It’s out of sight and out of mind, and it might just be killing people.

For decades, American factories have been sending their wastewater to municipal sewage treatment plants across the country, which handle it along with the effluent from other industries, homes and businesses. At the other end of the process, the separated and dried-out solids are often delivered to farmers as free fertilizer. The land application of this “sewage sludge” has long been encouraged by environmental regulators as a way to deal with what would otherwise be a vexing waste disposal problem. 

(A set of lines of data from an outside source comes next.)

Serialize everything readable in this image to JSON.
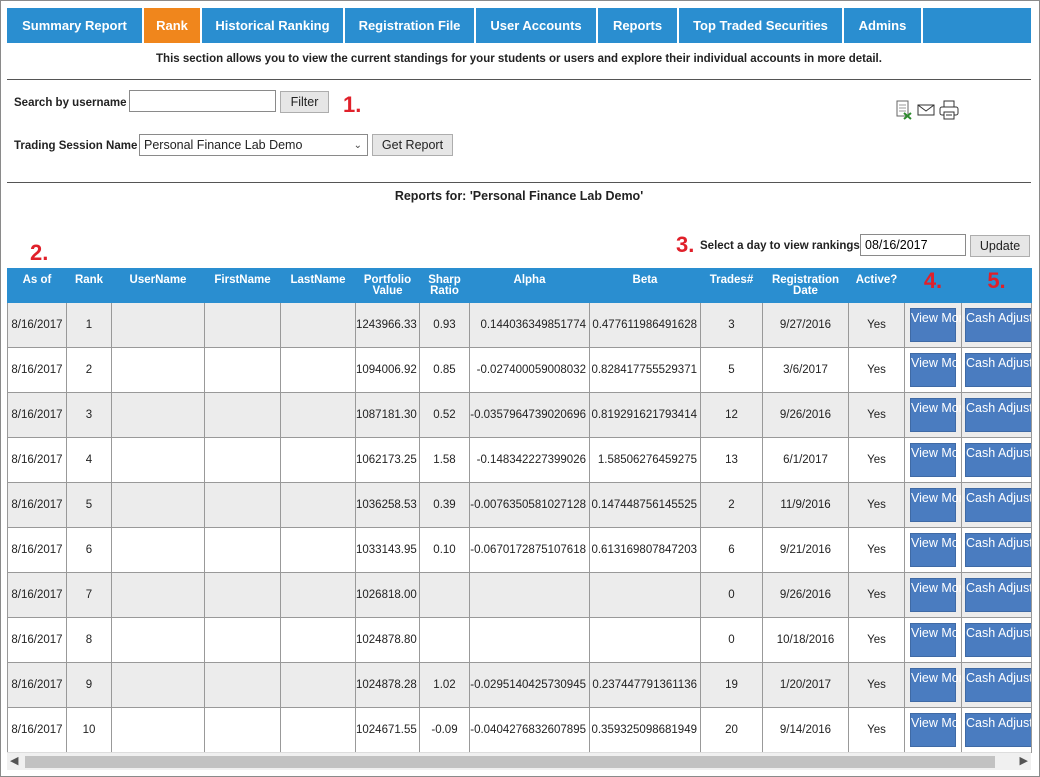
{
  "nav": [
    {
      "label": "Summary Report",
      "width": 137
    },
    {
      "label": "Rank",
      "width": 58,
      "active": true
    },
    {
      "label": "Historical Ranking",
      "width": 143
    },
    {
      "label": "Registration File",
      "width": 131
    },
    {
      "label": "User Accounts",
      "width": 122
    },
    {
      "label": "Reports",
      "width": 81
    },
    {
      "label": "Top Traded Securities",
      "width": 165
    },
    {
      "label": "Admins",
      "width": 79
    }
  ],
  "intro": "This section allows you to view the current standings for your students or users and explore their individual accounts in more detail.",
  "search": {
    "label": "Search by username",
    "value": "",
    "filter_label": "Filter"
  },
  "session": {
    "label": "Trading Session Name",
    "selected": "Personal Finance Lab Demo",
    "get_report_label": "Get Report"
  },
  "markers": {
    "m1": "1.",
    "m2": "2.",
    "m3": "3.",
    "m4": "4.",
    "m5": "5."
  },
  "icons": [
    "excel-export-icon",
    "email-icon",
    "print-icon"
  ],
  "reports_for": "Reports for: 'Personal Finance Lab Demo'",
  "date_select": {
    "label": "Select a day to view rankings",
    "value": "08/16/2017",
    "update_label": "Update"
  },
  "table": {
    "headers": [
      "As of",
      "Rank",
      "UserName",
      "FirstName",
      "LastName",
      "Portfolio Value",
      "Sharp Ratio",
      "Alpha",
      "Beta",
      "Trades#",
      "Registration Date",
      "Active?",
      "",
      ""
    ],
    "view_more_label": "View More",
    "cash_label": "Cash Adjustment",
    "rows": [
      {
        "as_of": "8/16/2017",
        "rank": "1",
        "username": "",
        "firstname": "",
        "lastname": "",
        "portfolio": "1243966.33",
        "sharp": "0.93",
        "alpha": "0.144036349851774",
        "beta": "0.477611986491628",
        "trades": "3",
        "reg_date": "9/27/2016",
        "active": "Yes"
      },
      {
        "as_of": "8/16/2017",
        "rank": "2",
        "username": "",
        "firstname": "",
        "lastname": "",
        "portfolio": "1094006.92",
        "sharp": "0.85",
        "alpha": "-0.027400059008032",
        "beta": "0.828417755529371",
        "trades": "5",
        "reg_date": "3/6/2017",
        "active": "Yes"
      },
      {
        "as_of": "8/16/2017",
        "rank": "3",
        "username": "",
        "firstname": "",
        "lastname": "",
        "portfolio": "1087181.30",
        "sharp": "0.52",
        "alpha": "-0.0357964739020696",
        "beta": "0.819291621793414",
        "trades": "12",
        "reg_date": "9/26/2016",
        "active": "Yes"
      },
      {
        "as_of": "8/16/2017",
        "rank": "4",
        "username": "",
        "firstname": "",
        "lastname": "",
        "portfolio": "1062173.25",
        "sharp": "1.58",
        "alpha": "-0.148342227399026",
        "beta": "1.58506276459275",
        "trades": "13",
        "reg_date": "6/1/2017",
        "active": "Yes"
      },
      {
        "as_of": "8/16/2017",
        "rank": "5",
        "username": "",
        "firstname": "",
        "lastname": "",
        "portfolio": "1036258.53",
        "sharp": "0.39",
        "alpha": "-0.0076350581027128",
        "beta": "0.147448756145525",
        "trades": "2",
        "reg_date": "11/9/2016",
        "active": "Yes"
      },
      {
        "as_of": "8/16/2017",
        "rank": "6",
        "username": "",
        "firstname": "",
        "lastname": "",
        "portfolio": "1033143.95",
        "sharp": "0.10",
        "alpha": "-0.0670172875107618",
        "beta": "0.613169807847203",
        "trades": "6",
        "reg_date": "9/21/2016",
        "active": "Yes"
      },
      {
        "as_of": "8/16/2017",
        "rank": "7",
        "username": "",
        "firstname": "",
        "lastname": "",
        "portfolio": "1026818.00",
        "sharp": "",
        "alpha": "",
        "beta": "",
        "trades": "0",
        "reg_date": "9/26/2016",
        "active": "Yes"
      },
      {
        "as_of": "8/16/2017",
        "rank": "8",
        "username": "",
        "firstname": "",
        "lastname": "",
        "portfolio": "1024878.80",
        "sharp": "",
        "alpha": "",
        "beta": "",
        "trades": "0",
        "reg_date": "10/18/2016",
        "active": "Yes"
      },
      {
        "as_of": "8/16/2017",
        "rank": "9",
        "username": "",
        "firstname": "",
        "lastname": "",
        "portfolio": "1024878.28",
        "sharp": "1.02",
        "alpha": "-0.0295140425730945",
        "beta": "0.237447791361136",
        "trades": "19",
        "reg_date": "1/20/2017",
        "active": "Yes"
      },
      {
        "as_of": "8/16/2017",
        "rank": "10",
        "username": "",
        "firstname": "",
        "lastname": "",
        "portfolio": "1024671.55",
        "sharp": "-0.09",
        "alpha": "-0.0404276832607895",
        "beta": "0.359325098681949",
        "trades": "20",
        "reg_date": "9/14/2016",
        "active": "Yes"
      }
    ]
  }
}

Yet not all of that wastewater, or the sludge that becomes fertilizer, is benign. An increasing number of industries discharge effluent laced with toxic per- and polyfluoroalkyl substances (PFAS), which most treatment plants aren’t equipped to remove. PFAS are notoriously long-lasting, so much so that they are nicknamed “forever chemicals.” And now some states are finding that PFAS-laced sewage sludge is contaminating farmland and poisoning consumers

PFAS are a relatively new class of synthetic chemical, emerging commercially in the 1950s to find their way into a wide range of useful products, including non-stick pans (most notoriouslyTeflon), waterproof clothing, stain-resistant fabrics and firefighting chemicals. Unfortunately, exposure to PFAS has been shown to cause an almost equally-wide range of environmental and human health harms, including cancer, kidney disease, thyroid disease, reproductive problems and obesity. 

After years of foot-dragging, the U.S. Environmental Protection Agency finally took action against two early types of PFAS that had already fallen out of use, setting drinking water standards for those and a few others. At the same time, however, chemical companies have been turning out literally thousands of new iterations that have been little studied and remain largely unregulated. PFAS have become so ubiquitous in the environment that scientists estimate 98% of Americans — and even some newborns — have detectable levels in their blood.  

In recent years, public health advocates have started to worry that PFAS may also be entering our food supply via the sewage sludge applied to farmland. According to the New York Times, five states – Texas, Michigan, New York, Maine and Tennessee – have detected PFAS on farmland treated with sewage sludge, sometimes in high levels. Crops grown in contaminated soil absorb the chemicals and pass them up the food chain. 

In Maine and Michigan, officials shut down farms after finding high concentrations of PFAS in the soil and in the meat of grazing animals. Maine officials found contamination on 56 farms and in 23% of more than 1,500 groundwater samples taken from farms and residences. 

In 2022, Maine banned the use of sewage sludge on agricultural land and prohibited most uses of PFAS in consumer products starting in 2030. The state is now working with affected farmers to compensate them or find alternative uses for contaminated land. Officials note that the testing programs are just beginning and fear that they may be seeing only the tip of the iceberg. 

The New York Times did not include Virginia among the states known to have PFAS-contaminated farmland. That’s not because we don’t have a problem. Rather, it’s because the Virginia Department of Environmental Quality (DEQ), which issues permits to municipal wastewater treatment plants, doesn’t require sludge to be tested.  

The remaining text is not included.